The mortality of testicular cancer has declined over time, despite the incidence increase of testicular cancer [24]. The introduction of cisplatin-based therapies in the late 1970s brought about a decrease in mortality rates, with survival rates reaching 95% [37]. It has been stated that the decline of testicular cancer mortality in Eastern European countries started in the 1980s, but at a rate slower than that recorded in Western Europe [38]. Mortality rate in Lithuania decreased as well, with APCs of −2.91%, suggesting beneficial effects of a prompt diagnosis followed by effective early diagnosis, treatment, and surveillance. It should be noted that increasing awareness of self-examination and generational shift in attitudes to men’s health contributes to early diagnosis and better outcomes [39].

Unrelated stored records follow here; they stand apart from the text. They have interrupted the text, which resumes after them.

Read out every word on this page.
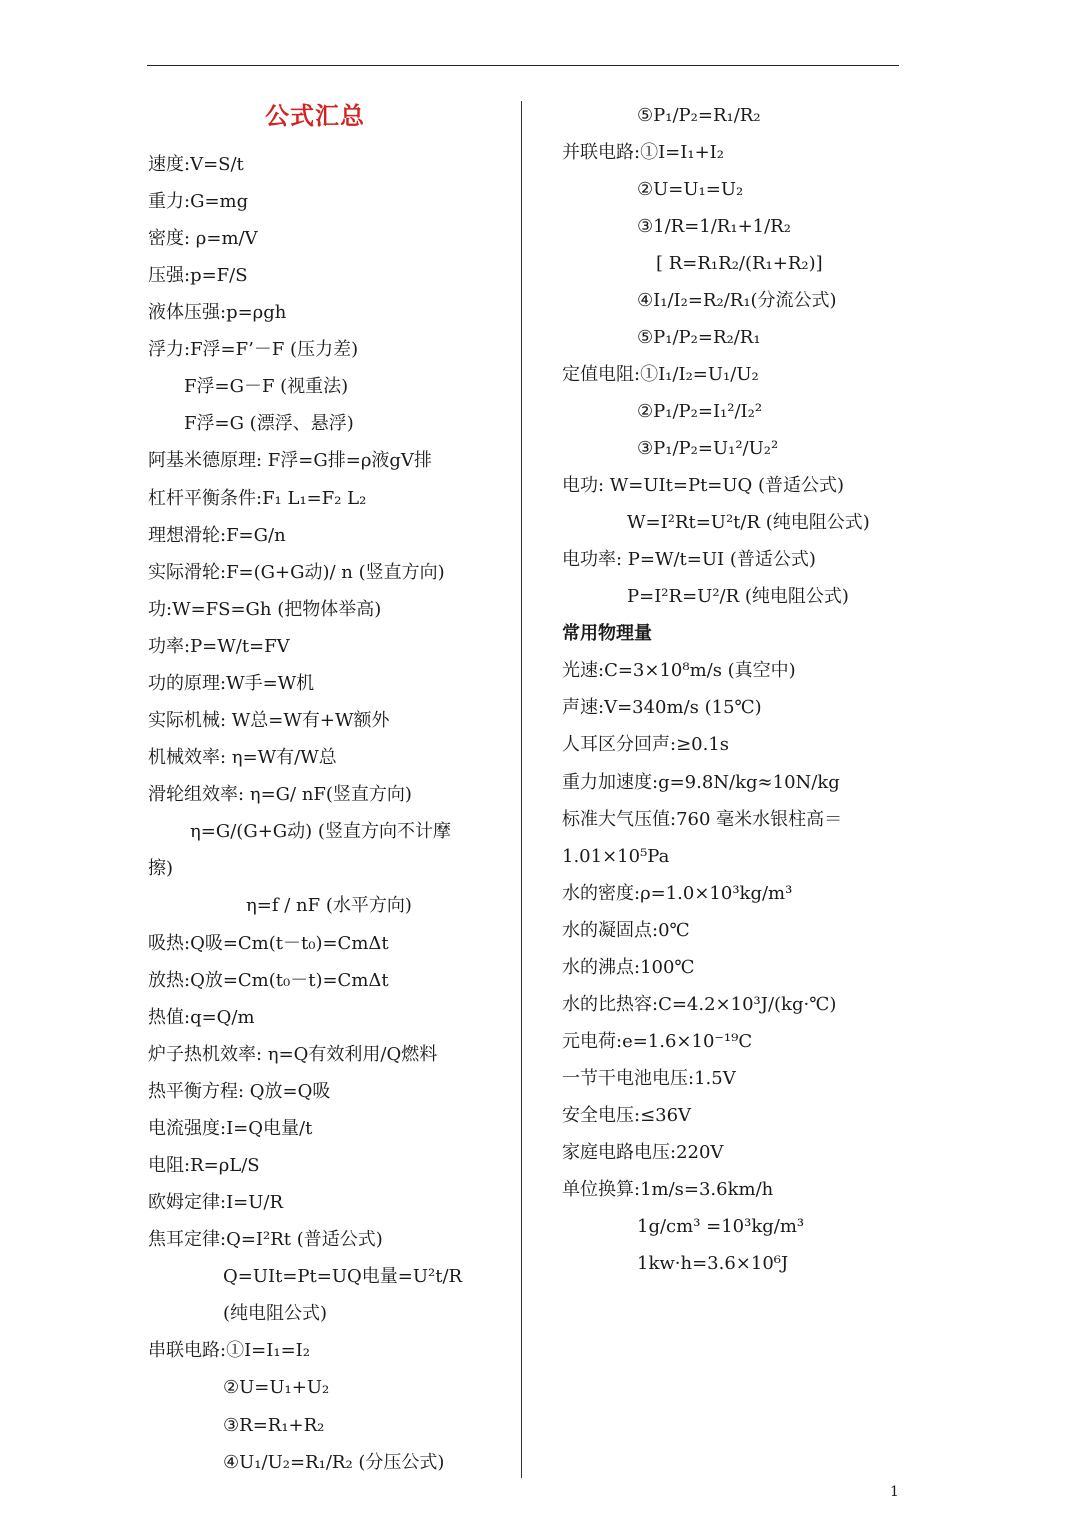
公式汇总
速度:V=S/t
重力:G=mg
密度: ρ=m/V
压强:p=F/S
液体压强:p=ρgh
浮力:F浮=F’－F (压力差)
F浮=G－F (视重法)
F浮=G (漂浮、悬浮)
阿基米德原理: F浮=G排=ρ液gV排
杠杆平衡条件:F₁ L₁=F₂ L₂
理想滑轮:F=G/n
实际滑轮:F=(G+G动)/ n (竖直方向)
功:W=FS=Gh (把物体举高)
功率:P=W/t=FV
功的原理:W手=W机
实际机械: W总=W有+W额外
机械效率: η=W有/W总
滑轮组效率: η=G/ nF(竖直方向)
η=G/(G+G动) (竖直方向不计摩
擦)
η=f / nF (水平方向)
吸热:Q吸=Cm(t－t₀)=CmΔt
放热:Q放=Cm(t₀－t)=CmΔt
热值:q=Q/m
炉子热机效率: η=Q有效利用/Q燃料
热平衡方程: Q放=Q吸
电流强度:I=Q电量/t
电阻:R=ρL/S
欧姆定律:I=U/R
焦耳定律:Q=I²Rt (普适公式)
Q=UIt=Pt=UQ电量=U²t/R
(纯电阻公式)
串联电路:①I=I₁=I₂
②U=U₁+U₂
③R=R₁+R₂
④U₁/U₂=R₁/R₂ (分压公式)
⑤P₁/P₂=R₁/R₂
并联电路:①I=I₁+I₂
②U=U₁=U₂
③1/R=1/R₁+1/R₂
[ R=R₁R₂/(R₁+R₂)]
④I₁/I₂=R₂/R₁(分流公式)
⑤P₁/P₂=R₂/R₁
定值电阻:①I₁/I₂=U₁/U₂
②P₁/P₂=I₁²/I₂²
③P₁/P₂=U₁²/U₂²
电功: W=UIt=Pt=UQ (普适公式)
W=I²Rt=U²t/R (纯电阻公式)
电功率: P=W/t=UI (普适公式)
P=I²R=U²/R (纯电阻公式)
常用物理量
光速:C=3×10⁸m/s (真空中)
声速:V=340m/s (15℃)
人耳区分回声:≥0.1s
重力加速度:g=9.8N/kg≈10N/kg
标准大气压值:760 毫米水银柱高＝
1.01×10⁵Pa
水的密度:ρ=1.0×10³kg/m³
水的凝固点:0℃
水的沸点:100℃
水的比热容:C=4.2×10³J/(kg·℃)
元电荷:e=1.6×10⁻¹⁹C
一节干电池电压:1.5V
安全电压:≤36V
家庭电路电压:220V
单位换算:1m/s=3.6km/h
1g/cm³ =10³kg/m³
1kw·h=3.6×10⁶J
1
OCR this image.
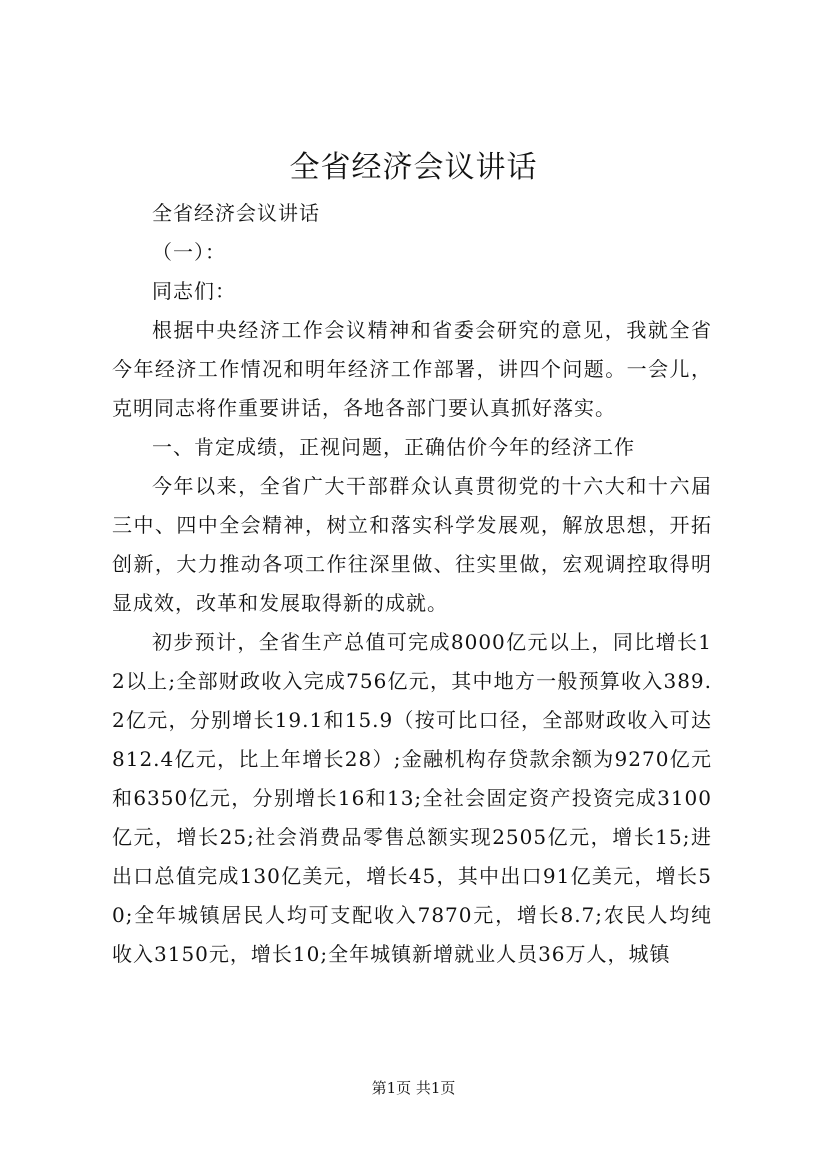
全省经济会议讲话

全省经济会议讲话

（一）：

同志们：

根据中央经济工作会议精神和省委会研究的意见，我就全省今年经济工作情况和明年经济工作部署，讲四个问题。一会儿，克明同志将作重要讲话，各地各部门要认真抓好落实。

一、肯定成绩，正视问题，正确估价今年的经济工作

今年以来，全省广大干部群众认真贯彻党的十六大和十六届三中、四中全会精神，树立和落实科学发展观，解放思想，开拓创新，大力推动各项工作往深里做、往实里做，宏观调控取得明显成效，改革和发展取得新的成就。

初步预计，全省生产总值可完成8000亿元以上，同比增长12以上;全部财政收入完成756亿元，其中地方一般预算收入389.2亿元，分别增长19.1和15.9（按可比口径，全部财政收入可达812.4亿元，比上年增长28）;金融机构存贷款余额为9270亿元和6350亿元，分别增长16和13;全社会固定资产投资完成3100亿元，增长25;社会消费品零售总额实现2505亿元，增长15;进出口总值完成130亿美元，增长45，其中出口91亿美元，增长50;全年城镇居民人均可支配收入7870元，增长8.7;农民人均纯收入3150元，增长10;全年城镇新增就业人员36万人，城镇

第1页 共1页
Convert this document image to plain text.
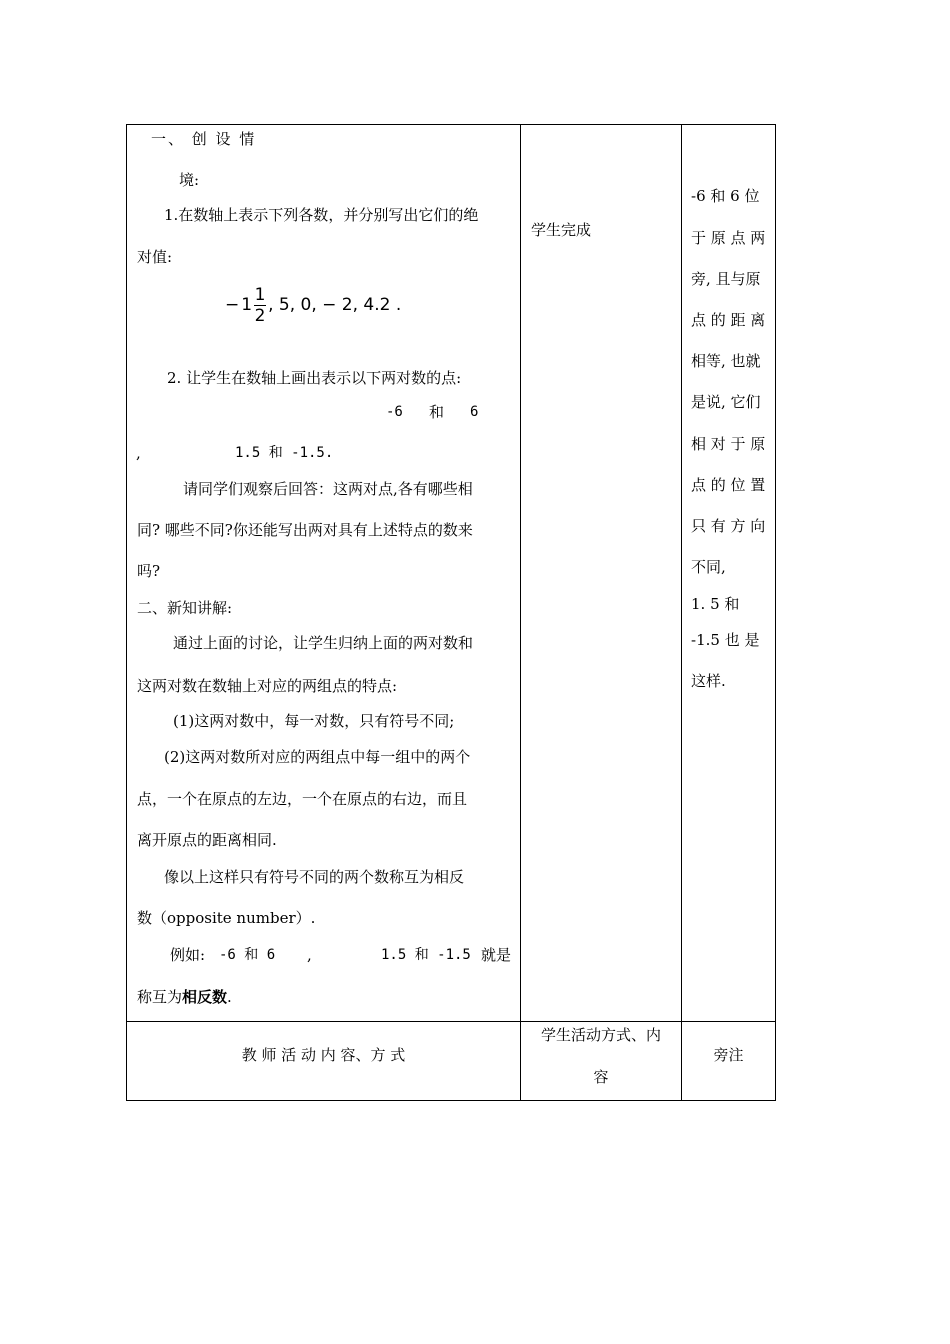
一、 创 设 情
境:
1.在数轴上表示下列各数，并分别写出它们的绝
对值:
− $1 \frac{1}{2}$ , 5, 0, − 2, 4.2 .
2. 让学生在数轴上画出表示以下两对数的点:
-6 和 6
,	1.5 和 -1.5.
请同学们观察后回答：这两对点,各有哪些相
同? 哪些不同?你还能写出两对具有上述特点的数来
吗?
二、新知讲解:
通过上面的讨论，让学生归纳上面的两对数和
这两对数在数轴上对应的两组点的特点:
(1)这两对数中，每一对数，只有符号不同;
(2)这两对数所对应的两组点中每一组中的两个
点，一个在原点的左边，一个在原点的右边，而且
离开原点的距离相同.
像以上这样只有符号不同的两个数称互为相反
数（opposite number）.
例如: -6 和 6 ,	1.5 和 -1.5 就是
称互为相反数.
学生完成
-6 和 6 位
于 原 点 两
旁, 且与原
点 的 距 离
相等, 也就
是说, 它们
相 对 于 原
点 的 位 置
只 有 方 向
不同,
1. 5 和
-1.5 也 是
这样.
教 师 活 动 内 容、方 式
学生活动方式、内
容
旁注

The reliability of our results depends on the quality of cancer registration. Changes in completeness of registration over time may have artificially influenced temporal trends to some extent. Furthermore, a certain degree of misclassification between seminomas and non-seminomas as well as between germ cell tumors and non-germ cell tumors has most likely occurred. If the level of misclassification has changed over time, separate analysis of the histologic subgroups may have produced altered trend appearances [8]. Despite the limitations of our study, this nationwide analysis highlights changes in testicular cancer incidence, mortality, and survival, indicating an existing gap for survival improvement.

5. Conclusions

The incidence and mortality trends of testicular cancer is continuing to change in Lithuania as well as in other European countries. Five-year relative survival increased according to different period estimates; however, it does not reach the highest scores of to Northern European countries. Taking into account the experience of other countries, survival improvement of testicular cancer patients could be reached with a multidisciplinary approach to diagnostics and management in dedicated centers, involving precise staging, adequate treatment, and attentive follow-up.